Ну, а если – письмо не было шуткою: ну, а если… если он обречен. Нет, нет, нет! Таких ужасов не бывает на свете; и зверей таких нет, кто бы мог заставить безумного сына на отца поднять руку. Все то шутки товарищей. Глупая – всего только приятельской шутки испугалась, видно, она. А он-то, а он-то: приятельской шутки испугался и он; да он просто – трусишка: побежал и там от нее (там, у Зимней Канавки) при свистке полицейского; она считала Канавку не каким-нибудь прозаическим местом, откуда можно бы бегать при свистке полицейского…
Не повел себя Германом: поскользнулся, упал, показав из-под шелка панталонные штрипки. И теперь: над наивною шуткою революционеров-друзей не посмеялся он, и в подательнице письма не узнал он ее: побежал через зал, держа в руках маску и подставив лицо на посмешище кавалерам и дамам. Нет, уж пусть Сергей Сергеич Лихутин проучит нахала и труса! Пусть Сергей Сергеич Лихутин предложит трусу дуэль…
Подпоручик!.. Сергей Сергеич Лихутин!.. Подпоручик Лихутин с вчерашнего вечера вел себя неприличнейшим образом: что-то фыркал в усы и сжимал свой кулак; к ней осмелился пожаловать в спальню с объяснением в одних нижних кальсонах; и потом осмелился у нее за стеной прошагать до утра.
Смутно ей представились вчерашние сумасшедшие крики, налитые кровью глаза и на стол упавший кулак: не сошел ли Сергей Сергеич с ума? Он давно уж ей стал подозрителен: подозрительно было молчание всех трех этих месяцев; подозрительны были эти бегства на службу. Ах, она – одинокая, бедная: вот она теперь нуждалась в его твердой опоре; ей хотелось, чтоб муж ее, подпоручик Лихутин, как ребенка бы обнял ее и понес на руках…
Вместо того к ней опять подскочил гренадский испанец и нашептывал в уши:
– «А, а, а?

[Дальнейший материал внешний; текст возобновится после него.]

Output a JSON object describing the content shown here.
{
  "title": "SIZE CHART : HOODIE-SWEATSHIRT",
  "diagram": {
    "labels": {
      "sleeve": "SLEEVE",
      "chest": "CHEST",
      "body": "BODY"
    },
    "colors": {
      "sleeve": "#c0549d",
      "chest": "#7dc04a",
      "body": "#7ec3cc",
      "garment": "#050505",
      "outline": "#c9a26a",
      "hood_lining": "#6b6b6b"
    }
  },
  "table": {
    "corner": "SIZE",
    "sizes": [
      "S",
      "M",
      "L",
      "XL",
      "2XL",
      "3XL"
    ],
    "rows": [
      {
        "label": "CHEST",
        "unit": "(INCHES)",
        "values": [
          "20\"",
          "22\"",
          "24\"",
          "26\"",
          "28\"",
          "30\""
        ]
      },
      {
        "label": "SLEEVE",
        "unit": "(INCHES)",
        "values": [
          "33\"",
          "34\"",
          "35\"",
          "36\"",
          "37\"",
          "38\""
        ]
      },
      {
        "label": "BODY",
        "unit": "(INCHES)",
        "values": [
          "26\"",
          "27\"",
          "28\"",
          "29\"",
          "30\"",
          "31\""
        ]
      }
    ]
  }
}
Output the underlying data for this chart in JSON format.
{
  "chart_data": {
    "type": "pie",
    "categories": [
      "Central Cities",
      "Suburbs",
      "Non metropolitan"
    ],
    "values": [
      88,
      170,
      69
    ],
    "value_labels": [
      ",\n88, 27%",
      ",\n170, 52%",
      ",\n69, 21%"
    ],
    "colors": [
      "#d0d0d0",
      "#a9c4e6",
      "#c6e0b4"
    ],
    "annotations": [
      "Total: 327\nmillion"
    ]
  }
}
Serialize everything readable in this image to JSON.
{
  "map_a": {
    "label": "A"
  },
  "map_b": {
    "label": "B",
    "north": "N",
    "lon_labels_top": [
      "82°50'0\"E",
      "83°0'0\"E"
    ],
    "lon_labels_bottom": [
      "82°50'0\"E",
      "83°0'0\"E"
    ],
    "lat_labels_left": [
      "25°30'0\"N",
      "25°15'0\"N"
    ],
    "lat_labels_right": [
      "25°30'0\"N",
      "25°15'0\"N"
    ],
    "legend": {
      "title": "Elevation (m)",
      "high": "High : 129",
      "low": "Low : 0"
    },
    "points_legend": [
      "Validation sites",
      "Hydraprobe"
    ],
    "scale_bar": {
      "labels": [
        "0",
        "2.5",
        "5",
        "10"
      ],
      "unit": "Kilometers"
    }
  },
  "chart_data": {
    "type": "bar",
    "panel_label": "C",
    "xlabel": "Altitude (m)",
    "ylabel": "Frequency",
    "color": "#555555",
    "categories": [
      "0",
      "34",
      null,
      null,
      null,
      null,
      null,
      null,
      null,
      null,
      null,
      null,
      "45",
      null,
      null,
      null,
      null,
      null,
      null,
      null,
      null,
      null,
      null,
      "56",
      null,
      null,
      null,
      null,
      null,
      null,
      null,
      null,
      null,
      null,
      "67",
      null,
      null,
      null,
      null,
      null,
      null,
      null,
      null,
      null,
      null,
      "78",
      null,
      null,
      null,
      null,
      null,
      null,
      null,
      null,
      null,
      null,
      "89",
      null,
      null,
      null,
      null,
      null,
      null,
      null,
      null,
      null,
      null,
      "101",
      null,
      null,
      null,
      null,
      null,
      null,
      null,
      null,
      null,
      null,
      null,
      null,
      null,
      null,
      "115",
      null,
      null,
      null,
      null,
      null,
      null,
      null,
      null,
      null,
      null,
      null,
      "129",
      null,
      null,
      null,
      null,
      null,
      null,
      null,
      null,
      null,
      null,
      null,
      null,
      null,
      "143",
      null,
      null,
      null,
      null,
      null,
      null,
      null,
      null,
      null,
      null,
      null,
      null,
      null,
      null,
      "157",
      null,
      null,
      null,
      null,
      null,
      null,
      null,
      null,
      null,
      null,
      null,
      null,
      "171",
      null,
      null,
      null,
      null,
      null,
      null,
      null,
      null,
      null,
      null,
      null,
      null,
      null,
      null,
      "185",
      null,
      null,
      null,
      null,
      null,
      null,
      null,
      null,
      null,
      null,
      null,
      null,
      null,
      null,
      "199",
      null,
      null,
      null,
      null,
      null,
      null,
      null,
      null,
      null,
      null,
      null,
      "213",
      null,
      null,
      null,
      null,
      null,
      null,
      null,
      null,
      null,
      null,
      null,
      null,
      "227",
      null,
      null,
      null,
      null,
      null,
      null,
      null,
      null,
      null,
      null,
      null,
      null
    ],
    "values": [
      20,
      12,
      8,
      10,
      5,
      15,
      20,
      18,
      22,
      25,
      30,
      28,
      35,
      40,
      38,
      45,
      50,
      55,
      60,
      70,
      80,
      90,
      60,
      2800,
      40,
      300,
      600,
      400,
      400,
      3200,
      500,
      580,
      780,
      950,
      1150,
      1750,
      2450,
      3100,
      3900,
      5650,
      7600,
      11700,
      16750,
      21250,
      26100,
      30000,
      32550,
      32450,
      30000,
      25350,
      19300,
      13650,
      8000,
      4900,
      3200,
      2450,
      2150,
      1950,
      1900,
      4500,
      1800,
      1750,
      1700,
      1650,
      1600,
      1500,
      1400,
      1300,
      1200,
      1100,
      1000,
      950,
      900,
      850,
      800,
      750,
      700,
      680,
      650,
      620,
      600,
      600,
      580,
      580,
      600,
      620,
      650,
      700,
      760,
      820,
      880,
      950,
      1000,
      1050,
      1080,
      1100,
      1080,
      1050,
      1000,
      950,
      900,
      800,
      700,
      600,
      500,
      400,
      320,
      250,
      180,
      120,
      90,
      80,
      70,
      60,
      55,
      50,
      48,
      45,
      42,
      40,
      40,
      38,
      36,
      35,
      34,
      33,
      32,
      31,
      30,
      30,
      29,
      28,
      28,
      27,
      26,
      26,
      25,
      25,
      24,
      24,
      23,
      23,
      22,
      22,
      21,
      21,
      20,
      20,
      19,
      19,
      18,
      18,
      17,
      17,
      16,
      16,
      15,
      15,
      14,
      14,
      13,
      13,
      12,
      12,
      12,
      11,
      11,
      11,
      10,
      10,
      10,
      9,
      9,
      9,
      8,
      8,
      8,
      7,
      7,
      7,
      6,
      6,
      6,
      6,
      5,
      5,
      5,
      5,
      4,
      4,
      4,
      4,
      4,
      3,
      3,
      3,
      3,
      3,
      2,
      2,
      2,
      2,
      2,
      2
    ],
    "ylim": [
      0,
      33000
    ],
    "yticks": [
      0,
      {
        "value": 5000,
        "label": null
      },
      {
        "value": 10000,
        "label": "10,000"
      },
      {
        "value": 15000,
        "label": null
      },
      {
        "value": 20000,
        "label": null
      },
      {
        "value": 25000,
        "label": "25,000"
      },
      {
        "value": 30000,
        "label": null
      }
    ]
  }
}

Не поедете?..»
Где теперь Сергей Сергеич, отчего его нет рядом с ней; как-то боязно ей по-прежнему возвратиться в квартирку на Мойке, где, как в логове зверь, залегал лихорадочно взбунтовавшийся муж.
И она притопнула каблучками:
– «Вот я ему покажу!»
И опять:
– «Вот я его проучу!»
И сконфуженно от нее отлетел гренадский испанец.
Софья Петровна Лихутина вздрогнула, вспоминая гримасу, с которой Сергей Сергеич ей подал ротонду, указуя на выход. Как он там стоял за плечами! Как она презрительно рассмеялась тогда и, слегка приподняв свою юбку-панье за фестончики, плавно так от него поплыла в реверансах (отчего она не сделала реверанса Николаю Аполлоновичу при передаче письма – реверансы к ней шли)! Как она сказала и в дверях, как она показала с лукавой улыбочкой длинный нос офицеру! А вот только: ей боязно возвращаться домой.
И она досадливо притопнула каблучками:
– «Вот я ему покажу!»
И опять:
– «Вот я его проучу!»
Все же было страшно вернуться.
Еще более страшно – оставаться ей здесь; уж отсюда все почти поразъехались: поразъехались молодые люди и маски; добродушный хозяин с угнетенным, растерянным видом подходил то к тому, то к другому с анекдотиком; наконец, сиротливо окинул он опустевающий зал, сиротливо окинул толпу шутов, арлекинов, откровенно советуя взором избавить блиставшую комнату от дальнейших веселий.